Why Integrated Feedback Architectures Matter
The robotics industry is experiencing a broader shift toward functional integration. Engineers are increasingly expected to deliver higher performance while reducing size, weight, power consumption, and assembly complexity.
Dual-feedback architectures integrated into a single sensing platform represent an important step in that direction. Rather than simply replacing existing components, they enable entirely new approaches to robotic joint design by reducing mechanical interfaces and simplifying system architecture.
As robots become more sophisticated, sensor consolidation will likely become a key differentiator in achieving both performance and manufacturability objectives.
Unique Insight: The Future of Robotics Is About Integration, Not Just Precision
From my perspective as an industrial automation engineer, the most significant aspect of the AksIM-4™ Dual Concentric is not merely its measurement capability—it is the level of system integration it enables.

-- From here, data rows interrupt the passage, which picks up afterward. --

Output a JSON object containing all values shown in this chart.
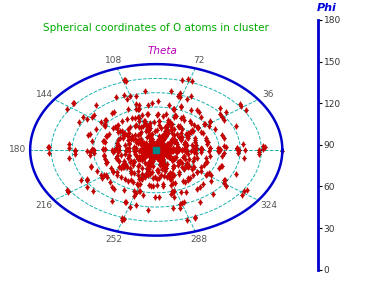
{
  "title": "Spherical coordinates of O atoms in cluster",
  "title_color": "#00aa00",
  "xlabel": "Theta",
  "xlabel_color": "#bb00bb",
  "ylabel": "Phi",
  "ylabel_color": "#0000dd",
  "phi_ticks": [
    0,
    30,
    60,
    90,
    120,
    150,
    180
  ],
  "theta_label_vals": [
    72,
    36,
    324,
    288,
    252,
    216,
    180,
    144,
    108
  ],
  "grid_color": "#00aaaa",
  "border_color": "#0000cc",
  "marker_color": "#cc0000",
  "cross_color": "#000000",
  "center_marker_color": "#008888",
  "bg_color": "#ffffff",
  "figsize": [
    3.72,
    2.84
  ],
  "dpi": 100,
  "ellipse_a": 1.0,
  "ellipse_b": 0.68
}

For years, robotic innovation has focused heavily on increasing motor performance, improving control algorithms, and enhancing computing power. However, future breakthroughs will increasingly come from reducing system complexity. Every eliminated connector, cable, bracket, and sensor contributes to improved reliability, lower manufacturing costs, and faster deployment.
Integrated feedback devices such as the AksIM-4™ represent a broader industry trend where sensing, communication, and control functions are being consolidated into compact intelligent subsystems. This trend will be particularly important for humanoid robotics, surgical automation, and collaborative robots, where packaging constraints are among the most significant engineering challenges.
In many cases, the ability to simplify a robotic joint may ultimately deliver more value than incremental improvements in positioning accuracy alone.
Conclusion
The launch of the AksIM-4™ Dual Concentric Encoder demonstrates how advanced sensor integration can address growing demands for compactness, efficiency, and reliability in robotic systems. By combining motor and output feedback within a single ultra-thin architecture, RLS provides equipment manufacturers with a practical solution for reducing complexity while maintaining high-performance motion control.
As robotics continues its transition toward highly integrated and space-constrained designs, encoder technologies that consolidate functionality without compromising accuracy are expected to play an increasingly important role in future automation platforms.